Primary turnout is hard to predict, Simon said, declining to give an estimate for Tuesday. But he noted that there are some hot races on the ballot to draw voter interest, including in southern Minnesota's 1st Congressional District, where there's both a special general election to fill the remaining months of the term of the late U.S. Rep. Jim Hagedorn, and simultaneous Republican and Democratic primaries to set the field for the November ballot to fill Hagedorn's seat in the next Congress.

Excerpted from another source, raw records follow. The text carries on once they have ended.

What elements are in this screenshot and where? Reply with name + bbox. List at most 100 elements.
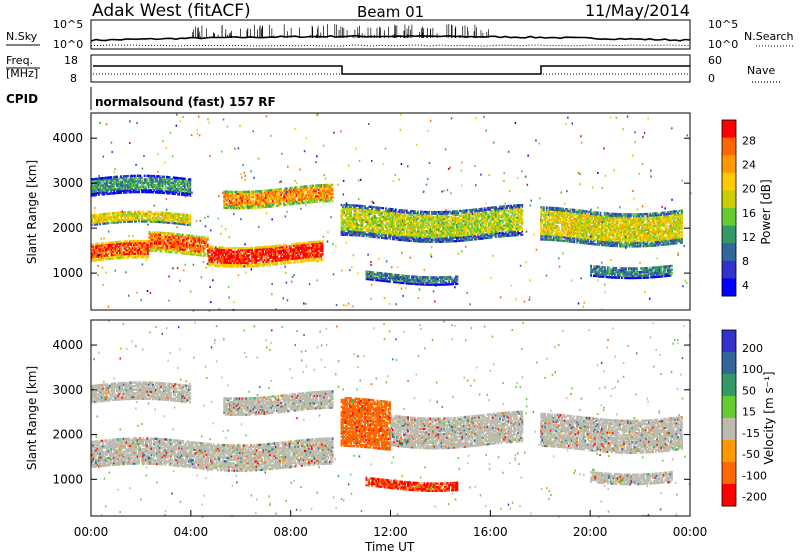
heatmap-cell [290, 195, 292, 199]
heatmap-cell [137, 243, 139, 246]
heatmap-cell [458, 234, 461, 237]
heatmap-cell [116, 240, 118, 244]
heatmap-cell [418, 235, 421, 238]
heatmap-cell [277, 246, 280, 249]
heatmap-cell [206, 251, 209, 254]
heatmap-cell [238, 196, 241, 199]
heatmap-cell [312, 259, 314, 262]
heatmap-cell [387, 216, 390, 219]
heatmap-cell [440, 224, 443, 228]
heatmap-cell [386, 209, 389, 212]
heatmap-cell [364, 226, 366, 229]
heatmap-cell [254, 263, 256, 266]
heatmap-cell [183, 186, 186, 189]
heatmap-cell [428, 231, 430, 235]
heatmap-cell [154, 184, 157, 187]
heatmap-cell [343, 203, 346, 207]
heatmap-cell [331, 187, 334, 190]
heatmap-cell [429, 230, 432, 233]
heatmap-cell [157, 220, 160, 224]
heatmap-cell [95, 246, 97, 249]
heatmap-cell [197, 248, 199, 251]
heatmap-cell [140, 216, 143, 219]
heatmap-cell [218, 253, 220, 257]
heatmap-cell [140, 181, 143, 185]
heatmap-cell [168, 183, 171, 186]
heatmap-cell [474, 225, 476, 229]
heatmap-cell [241, 259, 244, 263]
heatmap-cell [181, 220, 183, 224]
heatmap-cell [387, 221, 390, 224]
heatmap-cell [138, 218, 140, 221]
heatmap-cell [92, 259, 95, 262]
heatmap-cell [141, 245, 144, 248]
heatmap-cell [92, 187, 95, 190]
heatmap-cell [415, 238, 418, 241]
heatmap-cell [437, 233, 440, 236]
heatmap-cell [476, 225, 479, 228]
heatmap-cell [394, 233, 397, 236]
heatmap-cell [358, 224, 361, 227]
heatmap-cell [125, 189, 128, 192]
heatmap-cell [299, 247, 302, 250]
noise-right-tick-high: 10^5 [708, 18, 738, 31]
heatmap-cell [324, 200, 327, 203]
heatmap-cell [456, 229, 458, 232]
heatmap-cell [458, 227, 461, 230]
heatmap-cell [328, 187, 331, 190]
heatmap-cell [245, 250, 248, 253]
heatmap-cell [450, 224, 453, 227]
heatmap-cell [194, 236, 197, 240]
heatmap-cell [236, 258, 238, 261]
heatmap-cell [220, 261, 223, 264]
heatmap-cell [340, 221, 343, 224]
heatmap-cell [379, 229, 382, 232]
heatmap-cell [213, 262, 216, 265]
heatmap-cell [91, 245, 93, 248]
heatmap-cell [234, 205, 237, 208]
heatmap-cell [100, 254, 103, 258]
heatmap-cell [284, 191, 287, 194]
heatmap-cell [155, 236, 158, 240]
heatmap-cell [124, 252, 127, 256]
heatmap-cell [127, 245, 130, 248]
heatmap-cell [328, 185, 331, 188]
heatmap-cell [219, 248, 222, 251]
heatmap-cell [206, 238, 209, 241]
heatmap-cell [186, 186, 189, 190]
heatmap-cell [148, 236, 151, 239]
heatmap-cell [321, 249, 324, 252]
heatmap-cell [99, 249, 102, 253]
heatmap-cell [142, 210, 145, 214]
heatmap-cell [134, 252, 137, 255]
heatmap-cell [266, 258, 269, 261]
heatmap-cell [242, 247, 245, 250]
heatmap-cell [417, 235, 419, 238]
heatmap-cell [292, 200, 295, 204]
heatmap-cell [223, 192, 226, 195]
heatmap-cell [365, 217, 368, 220]
heatmap-cell [439, 214, 442, 217]
heatmap-cell [98, 249, 100, 253]
heatmap-cell [469, 228, 472, 231]
heatmap-cell [380, 233, 383, 236]
heatmap-cell [439, 224, 442, 228]
heatmap-cell [355, 232, 358, 235]
heatmap-cell [120, 249, 123, 252]
heatmap-cell [129, 214, 132, 218]
heatmap-cell [350, 226, 353, 230]
heatmap-cell [182, 219, 185, 222]
heatmap-cell [147, 189, 150, 192]
heatmap-cell [302, 201, 305, 205]
heatmap-cell [93, 259, 96, 262]
heatmap-cell [263, 200, 266, 203]
heatmap-cell [199, 250, 202, 253]
heatmap-cell [150, 176, 153, 179]
heatmap-cell [347, 204, 350, 207]
heatmap-cell [202, 245, 205, 248]
heatmap-cell [354, 228, 357, 232]
heatmap-cell [251, 254, 253, 257]
heatmap-cell [357, 213, 360, 216]
heatmap-cell [258, 195, 260, 198]
heatmap-cell [263, 196, 266, 200]
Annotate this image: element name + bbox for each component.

Other closely watched races include the statewide Republican primary to choose an opponent for Democratic Attorney General Keith Ellison. The GOP-endorsed candidate, Jim Schultz, is trying to fend off a challenge from the right by Doug Wardlow, general counsel at MyPillow and an ally of its founder, Mike Lindell, a leading booster of false claims that the 2020 election was stolen from Donald Trump.
Among Democrats, U.S. Rep. Ilhan Omar, one of the biggest national stars of the left, is facing a challenge from the center in her Minneapolis-based district. Former Minneapolis City Council member Don Samuels has made rising crime a key issue against Omar, a vocal supporter of the “defund the police” movement. Liberal U.S. Rep. Betty McCollum faces a challenge from her left by community activist Amane Badhasso in her St. Paul-area district.